Kırklı yaşlarda yaylaların daha bir tat verdiğini,
20-30 yıllık sürelerin çok uzun süreler olmadığını, 20-30 yılda çok şeylerin değişebileceğini, anne babanın kıymetini, memleketin değerini…
40’lı yaşlar gençlik yıllarında idealini kurduğun dünyanın sadece ideal düzeyinde kaldığını; adalet, eşitlik, dürüstlük ve güzel ahlakın hâkim olduğu dünyanın bu dünya olmadığını anladığın yıllardır.
Yetişkin delikanlıların, genç kızların sana “amca” “teyze” diye hitap ederek gönül yaşının beden yaşına eşit olmadığını hatırlattığı…
Çocukluğunun geçtiği mekânların ve çocukluğunu paylaştığın insanların daha bir anlam kazandığı…
Şakaklarındaki akların belirginleşip bedeninin eskime işaretlerinin iyiden iyiye belirginleştiği yıllardır…

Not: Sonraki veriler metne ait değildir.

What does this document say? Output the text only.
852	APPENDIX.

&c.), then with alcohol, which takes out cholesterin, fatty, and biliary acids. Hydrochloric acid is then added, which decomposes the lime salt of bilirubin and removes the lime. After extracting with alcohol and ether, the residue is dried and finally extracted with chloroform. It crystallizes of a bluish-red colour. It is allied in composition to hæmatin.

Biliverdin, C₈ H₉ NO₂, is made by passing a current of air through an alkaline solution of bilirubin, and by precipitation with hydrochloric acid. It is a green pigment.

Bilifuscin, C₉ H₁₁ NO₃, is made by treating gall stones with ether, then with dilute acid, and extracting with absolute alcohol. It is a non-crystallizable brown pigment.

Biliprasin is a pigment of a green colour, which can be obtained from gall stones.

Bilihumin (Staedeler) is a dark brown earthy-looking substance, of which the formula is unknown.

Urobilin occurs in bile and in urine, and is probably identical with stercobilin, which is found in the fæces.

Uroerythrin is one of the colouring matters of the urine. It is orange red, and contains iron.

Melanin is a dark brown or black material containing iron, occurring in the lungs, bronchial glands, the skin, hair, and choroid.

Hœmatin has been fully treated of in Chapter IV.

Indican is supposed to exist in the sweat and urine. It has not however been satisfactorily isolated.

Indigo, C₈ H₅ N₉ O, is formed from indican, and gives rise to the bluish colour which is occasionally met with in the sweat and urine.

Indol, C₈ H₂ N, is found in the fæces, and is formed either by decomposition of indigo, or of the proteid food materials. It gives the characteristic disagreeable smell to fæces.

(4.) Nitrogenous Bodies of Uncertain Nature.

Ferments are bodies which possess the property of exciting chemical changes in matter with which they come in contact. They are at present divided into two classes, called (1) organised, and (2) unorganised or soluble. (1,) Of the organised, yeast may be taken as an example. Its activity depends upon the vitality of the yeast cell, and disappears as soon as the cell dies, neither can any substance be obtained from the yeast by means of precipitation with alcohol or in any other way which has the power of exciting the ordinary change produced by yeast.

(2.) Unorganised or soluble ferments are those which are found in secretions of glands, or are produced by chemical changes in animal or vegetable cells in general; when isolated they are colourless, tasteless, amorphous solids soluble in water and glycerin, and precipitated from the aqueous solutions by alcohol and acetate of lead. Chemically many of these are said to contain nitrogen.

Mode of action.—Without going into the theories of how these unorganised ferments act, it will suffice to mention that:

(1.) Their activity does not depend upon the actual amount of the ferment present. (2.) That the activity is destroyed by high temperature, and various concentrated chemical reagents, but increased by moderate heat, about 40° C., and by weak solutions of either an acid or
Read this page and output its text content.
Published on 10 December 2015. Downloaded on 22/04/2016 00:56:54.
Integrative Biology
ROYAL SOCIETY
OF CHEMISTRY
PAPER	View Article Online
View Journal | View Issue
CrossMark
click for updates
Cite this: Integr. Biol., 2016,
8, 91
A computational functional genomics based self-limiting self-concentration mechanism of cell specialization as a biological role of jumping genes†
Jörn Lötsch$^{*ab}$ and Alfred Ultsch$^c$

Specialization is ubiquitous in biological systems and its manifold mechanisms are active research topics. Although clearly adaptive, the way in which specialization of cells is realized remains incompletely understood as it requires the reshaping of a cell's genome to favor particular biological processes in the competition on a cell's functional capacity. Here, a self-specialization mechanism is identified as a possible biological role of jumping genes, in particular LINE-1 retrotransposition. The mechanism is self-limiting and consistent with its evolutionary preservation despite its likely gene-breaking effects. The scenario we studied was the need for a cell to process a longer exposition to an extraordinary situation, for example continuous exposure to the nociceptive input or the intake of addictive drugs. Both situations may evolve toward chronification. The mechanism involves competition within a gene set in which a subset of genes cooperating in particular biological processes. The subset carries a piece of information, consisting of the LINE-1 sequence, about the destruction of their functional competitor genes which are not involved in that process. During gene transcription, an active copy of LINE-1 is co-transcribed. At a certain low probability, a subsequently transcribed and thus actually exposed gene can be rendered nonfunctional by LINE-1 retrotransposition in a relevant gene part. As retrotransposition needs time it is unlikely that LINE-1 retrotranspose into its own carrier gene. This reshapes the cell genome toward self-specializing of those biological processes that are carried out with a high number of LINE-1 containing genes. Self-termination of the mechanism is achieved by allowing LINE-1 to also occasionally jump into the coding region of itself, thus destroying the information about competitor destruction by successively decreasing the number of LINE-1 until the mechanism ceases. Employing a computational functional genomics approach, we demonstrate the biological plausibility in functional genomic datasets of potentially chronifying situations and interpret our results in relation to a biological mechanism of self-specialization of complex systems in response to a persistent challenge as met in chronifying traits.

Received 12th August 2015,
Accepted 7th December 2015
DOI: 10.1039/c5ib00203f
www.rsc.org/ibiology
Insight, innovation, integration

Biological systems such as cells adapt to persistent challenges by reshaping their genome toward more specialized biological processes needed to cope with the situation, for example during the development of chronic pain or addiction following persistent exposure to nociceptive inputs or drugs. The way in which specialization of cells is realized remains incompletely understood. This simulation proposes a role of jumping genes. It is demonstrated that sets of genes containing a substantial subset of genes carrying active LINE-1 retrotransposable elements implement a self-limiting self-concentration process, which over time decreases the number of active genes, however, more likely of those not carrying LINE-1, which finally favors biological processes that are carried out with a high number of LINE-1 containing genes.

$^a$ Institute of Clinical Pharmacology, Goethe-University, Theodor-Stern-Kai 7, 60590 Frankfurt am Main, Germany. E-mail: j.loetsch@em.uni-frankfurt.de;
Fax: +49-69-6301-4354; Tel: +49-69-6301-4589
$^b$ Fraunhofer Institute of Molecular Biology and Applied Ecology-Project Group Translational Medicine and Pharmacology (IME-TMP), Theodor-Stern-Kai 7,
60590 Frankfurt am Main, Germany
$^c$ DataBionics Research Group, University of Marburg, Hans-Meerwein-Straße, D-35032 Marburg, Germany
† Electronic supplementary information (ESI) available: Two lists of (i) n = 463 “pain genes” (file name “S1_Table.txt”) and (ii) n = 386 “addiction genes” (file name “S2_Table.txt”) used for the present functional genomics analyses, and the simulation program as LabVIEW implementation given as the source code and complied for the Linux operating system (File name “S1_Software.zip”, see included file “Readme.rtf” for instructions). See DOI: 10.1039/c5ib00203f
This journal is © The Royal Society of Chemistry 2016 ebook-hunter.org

40’lı yaşlar “ah bu kafayla yeniden çocuk olsam da hayatımı yeniden ve daha doğru bir şekilde planlayabilsem” dediğin,
40’lı yaşlar adam akıllı ağabeylikten amcalığa geçiş;
40’lı yıllar artık “dede”, “nine” diye hitap edeceğin kimselerin kalmadığı, “amca” diye hitap edeceğin kimselerin azaldığı, önünde sadece ağabey ve abla durumundaki nesillerin kaldığı yıllardır…
40’lı yaşlar artık 50’li 60’lı yılları gençlik yıllarından saymaya başladığın,
İnsanın ruhsal, fiziksel donanım ve akli melekeler olarak zirveyi yaşadığı…
40’lı yaşlar insan için ne yapacaksa yaptığı, ne olacaksa olduğu, dünyevi planlarının sınırlarını gerçek anlamda gördüğü yaşlardır.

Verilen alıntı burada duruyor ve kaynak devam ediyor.